Monday, November 28, 2005

While Red Chinese ground troops took 5300 hits from American fighter bomber pilots in Vietnam War -- NVA/PAVN soldiers in upper Laos lived high on the hog, thanks to Mao!

Author Qiang Zhai gives us an overview of these things in his excellent book China and the Vietnam Wars 1950-1975, Chapel Hill and London: The University of North Carolina Press, 2000.

As Zhai tells us on page 135 of his tell-all book, "Beginning in June 1965, China sent ground-to-air missile, antiaircraft artillery, railroad, engineering, minesweeping, and logistic units into North Vietnam to help Hanoi defend the DRV [Democratic "Ha! Ha!" Republic of Vietnam, as the Reds called themselves]. The total number of Chinese troops in North Vietnam between June 1965 and March 1968 amounted to over 320,000. The peak year was 1967, when 170,000 Chinese soldiers were present. They operated antiaircraft guns, built and repaired roads, bridges, and rail lines, and constructed factories. They enabled the PAVN [Peoples Army of Vietnam, known to most of us fighting south of the 17th parallel in South Vietnam simply as the "NVA" or North Vietnamese Army] to South Vietnam for the fighting." (135)
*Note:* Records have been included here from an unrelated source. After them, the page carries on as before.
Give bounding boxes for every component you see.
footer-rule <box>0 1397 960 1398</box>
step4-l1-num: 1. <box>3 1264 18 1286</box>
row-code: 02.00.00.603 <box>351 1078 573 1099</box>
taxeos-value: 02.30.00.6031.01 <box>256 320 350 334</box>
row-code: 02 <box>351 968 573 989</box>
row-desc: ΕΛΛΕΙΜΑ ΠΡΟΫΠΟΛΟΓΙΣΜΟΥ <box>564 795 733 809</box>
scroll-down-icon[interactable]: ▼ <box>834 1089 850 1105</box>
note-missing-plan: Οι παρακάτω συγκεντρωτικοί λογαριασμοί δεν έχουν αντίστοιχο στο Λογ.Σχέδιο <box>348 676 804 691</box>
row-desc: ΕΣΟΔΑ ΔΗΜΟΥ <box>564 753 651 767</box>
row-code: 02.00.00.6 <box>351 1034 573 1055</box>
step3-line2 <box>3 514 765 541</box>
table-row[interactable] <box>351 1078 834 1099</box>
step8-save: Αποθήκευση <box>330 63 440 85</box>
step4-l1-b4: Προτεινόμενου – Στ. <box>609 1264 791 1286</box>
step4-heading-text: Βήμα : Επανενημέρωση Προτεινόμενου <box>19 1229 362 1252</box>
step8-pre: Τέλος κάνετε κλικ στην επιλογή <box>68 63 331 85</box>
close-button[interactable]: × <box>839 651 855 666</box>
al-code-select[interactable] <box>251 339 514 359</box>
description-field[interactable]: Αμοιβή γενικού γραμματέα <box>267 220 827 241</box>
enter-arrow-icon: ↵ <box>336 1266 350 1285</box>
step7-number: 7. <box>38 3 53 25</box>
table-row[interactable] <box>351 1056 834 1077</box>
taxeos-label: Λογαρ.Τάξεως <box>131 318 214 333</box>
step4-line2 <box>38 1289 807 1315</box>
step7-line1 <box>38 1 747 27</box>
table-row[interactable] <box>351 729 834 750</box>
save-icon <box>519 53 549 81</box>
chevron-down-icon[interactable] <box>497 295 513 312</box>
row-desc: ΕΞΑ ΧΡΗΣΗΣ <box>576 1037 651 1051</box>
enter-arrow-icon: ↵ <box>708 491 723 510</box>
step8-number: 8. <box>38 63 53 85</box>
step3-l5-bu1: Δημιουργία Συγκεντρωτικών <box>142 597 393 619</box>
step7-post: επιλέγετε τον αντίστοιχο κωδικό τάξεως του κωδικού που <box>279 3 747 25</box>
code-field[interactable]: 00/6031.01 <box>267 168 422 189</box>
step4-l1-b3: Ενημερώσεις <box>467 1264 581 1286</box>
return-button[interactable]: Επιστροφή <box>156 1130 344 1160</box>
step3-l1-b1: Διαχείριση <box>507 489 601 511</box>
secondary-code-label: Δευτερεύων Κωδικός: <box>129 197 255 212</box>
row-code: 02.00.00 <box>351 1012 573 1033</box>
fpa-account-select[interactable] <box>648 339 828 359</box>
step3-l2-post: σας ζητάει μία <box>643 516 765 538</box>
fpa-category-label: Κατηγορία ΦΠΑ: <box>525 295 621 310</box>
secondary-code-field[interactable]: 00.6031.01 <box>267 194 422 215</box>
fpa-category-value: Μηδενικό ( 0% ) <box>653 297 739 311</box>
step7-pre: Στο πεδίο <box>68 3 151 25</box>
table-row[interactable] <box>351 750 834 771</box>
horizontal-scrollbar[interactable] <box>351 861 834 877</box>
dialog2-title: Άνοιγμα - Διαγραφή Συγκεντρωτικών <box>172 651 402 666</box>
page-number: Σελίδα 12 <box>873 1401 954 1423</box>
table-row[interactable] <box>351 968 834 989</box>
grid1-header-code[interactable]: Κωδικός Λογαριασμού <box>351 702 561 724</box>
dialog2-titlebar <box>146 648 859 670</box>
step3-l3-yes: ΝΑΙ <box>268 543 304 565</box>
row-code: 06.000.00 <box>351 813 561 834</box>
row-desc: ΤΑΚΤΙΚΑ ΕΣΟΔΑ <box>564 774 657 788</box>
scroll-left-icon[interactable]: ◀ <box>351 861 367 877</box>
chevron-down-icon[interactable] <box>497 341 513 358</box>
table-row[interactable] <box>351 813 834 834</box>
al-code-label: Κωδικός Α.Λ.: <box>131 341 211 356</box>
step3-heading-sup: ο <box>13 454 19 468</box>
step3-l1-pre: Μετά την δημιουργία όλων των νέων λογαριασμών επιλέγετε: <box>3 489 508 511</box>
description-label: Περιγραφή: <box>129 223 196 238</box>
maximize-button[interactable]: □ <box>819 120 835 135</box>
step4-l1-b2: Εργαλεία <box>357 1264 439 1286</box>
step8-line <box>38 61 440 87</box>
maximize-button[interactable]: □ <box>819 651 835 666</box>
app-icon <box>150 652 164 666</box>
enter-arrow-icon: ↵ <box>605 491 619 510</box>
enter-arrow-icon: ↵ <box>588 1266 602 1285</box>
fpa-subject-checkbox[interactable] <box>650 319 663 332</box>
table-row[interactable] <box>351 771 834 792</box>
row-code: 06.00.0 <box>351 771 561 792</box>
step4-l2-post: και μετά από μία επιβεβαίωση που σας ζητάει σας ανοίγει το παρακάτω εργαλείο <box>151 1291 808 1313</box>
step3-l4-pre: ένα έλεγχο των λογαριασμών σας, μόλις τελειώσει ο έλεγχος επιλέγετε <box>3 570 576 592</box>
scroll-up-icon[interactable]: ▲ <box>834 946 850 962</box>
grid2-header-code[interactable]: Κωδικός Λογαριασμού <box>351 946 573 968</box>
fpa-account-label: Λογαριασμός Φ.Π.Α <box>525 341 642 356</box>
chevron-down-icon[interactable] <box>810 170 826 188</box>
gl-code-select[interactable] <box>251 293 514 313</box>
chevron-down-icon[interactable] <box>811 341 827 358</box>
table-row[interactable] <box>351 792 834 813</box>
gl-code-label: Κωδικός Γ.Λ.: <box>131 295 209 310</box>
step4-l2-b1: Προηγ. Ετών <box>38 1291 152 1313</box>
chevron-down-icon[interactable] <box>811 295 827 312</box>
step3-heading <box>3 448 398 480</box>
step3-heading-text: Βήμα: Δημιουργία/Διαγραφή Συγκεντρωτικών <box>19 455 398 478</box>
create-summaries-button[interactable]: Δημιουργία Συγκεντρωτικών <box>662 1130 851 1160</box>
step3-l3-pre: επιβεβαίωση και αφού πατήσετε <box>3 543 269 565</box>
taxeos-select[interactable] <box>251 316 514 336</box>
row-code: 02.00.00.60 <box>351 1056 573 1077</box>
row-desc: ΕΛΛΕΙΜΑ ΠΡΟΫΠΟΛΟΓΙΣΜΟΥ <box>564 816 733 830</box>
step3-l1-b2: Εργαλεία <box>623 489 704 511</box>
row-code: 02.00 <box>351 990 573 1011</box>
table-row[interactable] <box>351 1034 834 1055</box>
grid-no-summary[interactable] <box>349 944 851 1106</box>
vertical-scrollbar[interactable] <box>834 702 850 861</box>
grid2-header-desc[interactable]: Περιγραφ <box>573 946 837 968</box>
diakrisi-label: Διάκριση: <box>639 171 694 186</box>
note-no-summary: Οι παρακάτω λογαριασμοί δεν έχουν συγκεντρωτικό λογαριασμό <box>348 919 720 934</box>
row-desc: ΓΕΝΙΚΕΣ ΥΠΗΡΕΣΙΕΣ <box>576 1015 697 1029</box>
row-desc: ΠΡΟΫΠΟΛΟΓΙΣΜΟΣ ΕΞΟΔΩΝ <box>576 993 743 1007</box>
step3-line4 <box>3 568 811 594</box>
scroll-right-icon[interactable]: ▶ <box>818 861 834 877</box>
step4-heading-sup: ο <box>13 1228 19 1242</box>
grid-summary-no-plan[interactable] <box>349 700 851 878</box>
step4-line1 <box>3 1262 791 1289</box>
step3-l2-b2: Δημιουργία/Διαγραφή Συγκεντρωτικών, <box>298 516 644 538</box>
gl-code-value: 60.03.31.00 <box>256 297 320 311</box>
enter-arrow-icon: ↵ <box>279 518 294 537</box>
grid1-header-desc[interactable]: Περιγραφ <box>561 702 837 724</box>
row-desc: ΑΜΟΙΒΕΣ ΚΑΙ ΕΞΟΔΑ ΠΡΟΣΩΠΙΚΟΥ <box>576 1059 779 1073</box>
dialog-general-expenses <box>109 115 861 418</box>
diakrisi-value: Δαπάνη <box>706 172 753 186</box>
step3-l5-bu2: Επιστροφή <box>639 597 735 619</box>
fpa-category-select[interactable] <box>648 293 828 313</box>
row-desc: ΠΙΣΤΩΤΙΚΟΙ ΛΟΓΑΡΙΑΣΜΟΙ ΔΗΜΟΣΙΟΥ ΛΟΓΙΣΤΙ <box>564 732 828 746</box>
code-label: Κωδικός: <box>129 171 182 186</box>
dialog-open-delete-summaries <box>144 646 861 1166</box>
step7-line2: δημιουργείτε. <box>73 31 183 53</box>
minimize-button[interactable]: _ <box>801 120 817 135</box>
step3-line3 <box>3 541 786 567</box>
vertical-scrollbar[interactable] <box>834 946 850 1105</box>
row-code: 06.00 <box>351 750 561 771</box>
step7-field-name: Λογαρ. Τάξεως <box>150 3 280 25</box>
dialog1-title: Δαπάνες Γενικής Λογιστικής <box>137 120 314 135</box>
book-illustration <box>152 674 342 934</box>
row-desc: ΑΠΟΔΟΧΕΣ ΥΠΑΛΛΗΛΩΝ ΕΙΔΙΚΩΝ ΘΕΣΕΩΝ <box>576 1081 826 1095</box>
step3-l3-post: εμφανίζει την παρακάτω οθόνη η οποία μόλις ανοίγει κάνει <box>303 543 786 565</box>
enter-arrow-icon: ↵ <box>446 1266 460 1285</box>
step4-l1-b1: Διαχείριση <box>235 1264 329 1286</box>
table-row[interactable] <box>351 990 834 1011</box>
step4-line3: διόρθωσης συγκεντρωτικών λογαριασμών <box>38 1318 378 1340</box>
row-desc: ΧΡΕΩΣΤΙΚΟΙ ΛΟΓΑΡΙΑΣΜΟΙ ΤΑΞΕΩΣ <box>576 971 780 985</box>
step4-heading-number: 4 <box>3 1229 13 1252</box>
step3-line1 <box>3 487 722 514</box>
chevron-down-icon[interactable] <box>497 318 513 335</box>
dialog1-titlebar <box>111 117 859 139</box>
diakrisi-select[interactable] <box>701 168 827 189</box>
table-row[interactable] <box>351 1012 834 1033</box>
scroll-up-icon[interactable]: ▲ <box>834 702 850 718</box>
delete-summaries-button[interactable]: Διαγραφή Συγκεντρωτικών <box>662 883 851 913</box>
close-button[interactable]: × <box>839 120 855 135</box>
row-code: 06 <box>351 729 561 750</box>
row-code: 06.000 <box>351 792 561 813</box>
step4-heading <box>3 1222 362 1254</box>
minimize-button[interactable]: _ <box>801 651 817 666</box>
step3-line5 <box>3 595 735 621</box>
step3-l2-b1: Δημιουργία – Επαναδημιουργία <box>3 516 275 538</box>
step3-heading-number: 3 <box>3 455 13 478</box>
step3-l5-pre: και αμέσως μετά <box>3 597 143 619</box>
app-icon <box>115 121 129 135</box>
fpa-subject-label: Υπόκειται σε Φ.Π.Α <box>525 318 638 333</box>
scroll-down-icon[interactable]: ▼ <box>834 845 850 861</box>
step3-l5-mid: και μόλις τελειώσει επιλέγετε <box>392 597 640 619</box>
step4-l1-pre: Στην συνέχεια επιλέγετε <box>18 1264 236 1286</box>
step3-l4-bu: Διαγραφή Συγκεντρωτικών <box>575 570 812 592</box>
As far as America's combat pilots must have been concerned, this may have looked like Korea, all over again. Because just as they had done in the Korean War (1950-1953), when the Chinese PLA came to occupy huge chunks of North Korean territory north of the 37th parallel, in the far reaches of North Vietnam beyond either the 20th or 21st parallel, the American Airforce, Navy and Marine fighter and bomber pilots attacked the Chinese communist troop concentrations every which way, although the Chinese put up a feroscious resistance.

Indeed, as Zhai dryly tells us, "When the last Chinese troops withdrew from Vietnam in August, 1973, 1,100 soldiers had lost their lives and 4,200 had been wounded." (135)

11 June 1967. During a conference an agreement was reached "between the PLA's (C hinese Peoples Liberation Army) Kunming Military Region and the PAVN's North Western Military Region, in 1967 China would provide material assistance to the [1,890] PAVN troops stationed in upper Laos." (135)

Damn! Those 1,890 bo doi -- "infantry, dust, or nothingness" in Vietnamese -- got to live high on the hog. Because this is what Mao did to outshine Santa Clause.

Remember: 1,890 PAVN/NVA soldiers, o.k.? Now here's what they were supposed to get, "aside from weapons and other military equipment."

5,670 sets of uniforms, 3 per man per year.

5,670 pairs of shoes, 3 per man per year.

567 tons of rice, or as Zhai calculates it, 0.8 kilograms per person daily.

20.7 tons of salt.

55.2 tons of meat.

20.7 tons of fish.

20.7 tons of sesame and peanuts.

20.7 tons of beans.

20.7 tons of lard.

6.9 tons of soy sauce.

20.7 tons of white sugar.

8,000 toothbrushes.

11,100 tubes of toothpaste.

24,700 bars of regular soap.

10,600 bars of scented soap.

109,000 cases of cigarettes,

As Zhai himself concludes, "In total, the agreement included 687 different items, covering such goods as table tennis balls, volleyballs, harmonicas, playing cards, pins, fountain pen ink, sewing needles, and vegetable seeds." (135)

Zhai's book, China and the Vietnam Wars 1950-1975, is a good reference book for all college libraries.